Cette affaire témoigne à nouveau des dérives de l’agro-industrie et des marchés mondialisés liées à une course au prix toujours plus bas et à des règles peu contraignantes. Pour rappel, l’affichage de l’origine de la viande transformée n’est pas obligatoire dans l’UE* et les contrôles sur l’origine des viandes en point de vente sont rares. Cette opacité des filières agro-industrielles internationalisées, qui réduisent la viande à un minerai, tranche avec la pression des contrôles subis par les paysan-ne-s.

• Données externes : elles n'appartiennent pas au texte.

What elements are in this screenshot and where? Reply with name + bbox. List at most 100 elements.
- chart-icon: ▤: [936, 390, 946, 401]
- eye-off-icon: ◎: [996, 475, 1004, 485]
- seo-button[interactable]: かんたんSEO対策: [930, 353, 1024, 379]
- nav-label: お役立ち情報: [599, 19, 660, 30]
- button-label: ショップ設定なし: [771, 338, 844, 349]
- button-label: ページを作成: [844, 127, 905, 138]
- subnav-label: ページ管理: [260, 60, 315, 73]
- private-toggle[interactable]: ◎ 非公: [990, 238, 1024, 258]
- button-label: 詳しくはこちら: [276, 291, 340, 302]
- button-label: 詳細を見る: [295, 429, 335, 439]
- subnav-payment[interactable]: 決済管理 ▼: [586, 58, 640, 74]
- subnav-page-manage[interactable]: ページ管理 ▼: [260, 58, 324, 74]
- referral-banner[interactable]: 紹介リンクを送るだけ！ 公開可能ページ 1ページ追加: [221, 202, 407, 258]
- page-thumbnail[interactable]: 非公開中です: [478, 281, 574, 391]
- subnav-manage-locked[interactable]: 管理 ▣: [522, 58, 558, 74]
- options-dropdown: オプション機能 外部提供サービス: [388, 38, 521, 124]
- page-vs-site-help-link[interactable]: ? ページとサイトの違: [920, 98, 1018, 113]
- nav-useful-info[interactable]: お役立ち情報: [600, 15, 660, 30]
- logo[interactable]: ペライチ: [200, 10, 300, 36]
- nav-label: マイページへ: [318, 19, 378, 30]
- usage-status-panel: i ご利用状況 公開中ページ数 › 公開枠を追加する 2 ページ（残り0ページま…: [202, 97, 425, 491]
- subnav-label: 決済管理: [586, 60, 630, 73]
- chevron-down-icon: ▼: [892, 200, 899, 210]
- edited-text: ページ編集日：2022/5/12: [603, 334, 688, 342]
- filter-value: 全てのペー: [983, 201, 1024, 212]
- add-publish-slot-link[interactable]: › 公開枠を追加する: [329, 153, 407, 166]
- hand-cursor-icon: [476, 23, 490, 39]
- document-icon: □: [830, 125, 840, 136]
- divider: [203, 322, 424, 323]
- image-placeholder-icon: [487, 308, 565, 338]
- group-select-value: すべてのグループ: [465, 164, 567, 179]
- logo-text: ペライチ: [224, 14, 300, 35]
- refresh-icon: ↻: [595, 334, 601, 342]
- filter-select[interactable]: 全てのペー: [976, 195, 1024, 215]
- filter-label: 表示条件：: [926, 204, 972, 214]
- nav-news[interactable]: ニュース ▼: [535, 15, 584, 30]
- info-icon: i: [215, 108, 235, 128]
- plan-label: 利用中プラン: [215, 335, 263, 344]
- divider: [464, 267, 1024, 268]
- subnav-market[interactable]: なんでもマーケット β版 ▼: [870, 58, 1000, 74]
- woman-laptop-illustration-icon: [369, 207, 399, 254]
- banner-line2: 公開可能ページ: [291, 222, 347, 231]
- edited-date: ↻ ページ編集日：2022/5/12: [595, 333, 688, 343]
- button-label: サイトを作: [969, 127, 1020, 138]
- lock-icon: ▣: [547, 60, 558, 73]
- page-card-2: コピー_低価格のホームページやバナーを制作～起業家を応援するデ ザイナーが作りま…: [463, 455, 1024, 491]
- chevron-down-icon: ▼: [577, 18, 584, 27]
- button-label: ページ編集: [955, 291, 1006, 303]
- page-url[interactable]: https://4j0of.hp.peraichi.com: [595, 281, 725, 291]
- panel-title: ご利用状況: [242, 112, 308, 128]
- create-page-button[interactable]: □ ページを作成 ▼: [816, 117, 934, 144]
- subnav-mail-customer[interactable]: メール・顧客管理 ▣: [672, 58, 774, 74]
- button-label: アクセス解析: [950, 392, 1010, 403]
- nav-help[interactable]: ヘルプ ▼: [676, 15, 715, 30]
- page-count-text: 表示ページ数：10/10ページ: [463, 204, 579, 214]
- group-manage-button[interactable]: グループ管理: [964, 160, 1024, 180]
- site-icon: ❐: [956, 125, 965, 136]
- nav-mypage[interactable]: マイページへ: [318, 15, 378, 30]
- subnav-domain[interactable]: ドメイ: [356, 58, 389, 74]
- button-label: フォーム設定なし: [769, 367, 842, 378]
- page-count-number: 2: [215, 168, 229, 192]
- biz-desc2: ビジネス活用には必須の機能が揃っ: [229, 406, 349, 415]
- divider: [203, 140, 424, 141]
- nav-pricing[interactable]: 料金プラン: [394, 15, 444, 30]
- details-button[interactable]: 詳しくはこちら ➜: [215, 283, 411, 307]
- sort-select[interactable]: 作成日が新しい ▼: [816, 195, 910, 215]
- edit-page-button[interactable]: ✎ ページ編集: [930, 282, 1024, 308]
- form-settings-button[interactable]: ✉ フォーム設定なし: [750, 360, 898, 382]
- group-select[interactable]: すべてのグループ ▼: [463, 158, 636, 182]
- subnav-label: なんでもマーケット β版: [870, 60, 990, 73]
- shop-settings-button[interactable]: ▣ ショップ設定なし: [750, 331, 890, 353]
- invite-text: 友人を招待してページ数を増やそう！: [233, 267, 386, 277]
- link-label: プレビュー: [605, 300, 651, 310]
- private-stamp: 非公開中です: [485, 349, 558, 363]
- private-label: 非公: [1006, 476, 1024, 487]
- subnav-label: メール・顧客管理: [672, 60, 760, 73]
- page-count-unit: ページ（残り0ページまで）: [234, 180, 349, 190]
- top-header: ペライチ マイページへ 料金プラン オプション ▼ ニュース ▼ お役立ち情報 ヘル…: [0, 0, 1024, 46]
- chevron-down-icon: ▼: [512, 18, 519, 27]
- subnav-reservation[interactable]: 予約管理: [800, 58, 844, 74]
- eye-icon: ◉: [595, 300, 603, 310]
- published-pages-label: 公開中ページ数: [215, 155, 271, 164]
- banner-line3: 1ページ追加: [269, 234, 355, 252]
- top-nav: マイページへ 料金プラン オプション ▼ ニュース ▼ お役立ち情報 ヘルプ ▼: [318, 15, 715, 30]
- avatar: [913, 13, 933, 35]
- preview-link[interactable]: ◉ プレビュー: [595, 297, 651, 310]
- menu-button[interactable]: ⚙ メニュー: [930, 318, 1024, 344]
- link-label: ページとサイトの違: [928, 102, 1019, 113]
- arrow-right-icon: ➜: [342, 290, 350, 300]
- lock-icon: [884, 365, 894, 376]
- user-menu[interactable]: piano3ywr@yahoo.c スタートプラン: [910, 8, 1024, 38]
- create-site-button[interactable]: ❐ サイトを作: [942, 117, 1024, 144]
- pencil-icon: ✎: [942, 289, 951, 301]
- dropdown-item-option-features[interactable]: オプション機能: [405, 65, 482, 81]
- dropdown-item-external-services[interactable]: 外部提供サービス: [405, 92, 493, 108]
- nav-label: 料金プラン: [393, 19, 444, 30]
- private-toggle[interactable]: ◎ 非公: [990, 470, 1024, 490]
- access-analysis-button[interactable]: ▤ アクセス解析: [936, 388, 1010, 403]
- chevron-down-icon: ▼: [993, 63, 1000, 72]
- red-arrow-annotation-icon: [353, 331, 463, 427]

Cette affaire éclabousse pourtant tous les éleveurs et éleveuses, laissant les consommateurs-trices en droit de se demander combien de pratiques douteuses n’ont jamais été révélées ? Face à ces dérives, nous demandons aux pouvoirs publics de ne plus se cacher derrière l’agribashing, en prétendant que tout va bien, mais d’agir. La Confédération paysanne plaide pour une relocalisation de la production et des circuits de distribution, grâce aux leviers des politiques publiques, afin de :

– privilégier les circuits courts, garants de la traçabilité, et les produits de qualité (agriculture paysanne, bio, label…) ;

– développer l’abattage de proximité (petits abattoirs, abattoirs mobiles…), géré par et pour les éleveurs et éleveuses, pour en faire un pilier de ces circuits de commercialisation ;

– réorienter les énormes moyens déployés par l’administration pour accompagner la filière à l’export et ceux de la filière gaspillés en communication vers un objectif de relocalisation.

En un mot, remettre l’élevage paysan au cœur des pratiques et des territoires afin d’être capable d’en expliquer la logique et la cohérence.

Cela implique aussi de mettre fin à la toute-puissance des industriels, qui règnent sur la filière aux dépens des paysan-ne-s et des citoyen-ne-s, en agissant au niveau européen pour :

– imposer une meilleure traçabilité (affichage obligatoire de l’origine des viandes transformées) et de meilleurs contrôles à l’agro-industrie et au commerce ;

–  répartir les marges de manière plus équitable ;

– repenser le commerce mondial et européen en sortant de la logique des accords de libre-échange pour privilégier une rationalisation des échanges européens.

En cas de procès suite à cette nouvelle affaire, la Confédération paysanne étudiera la possibilité de se porter partie civile.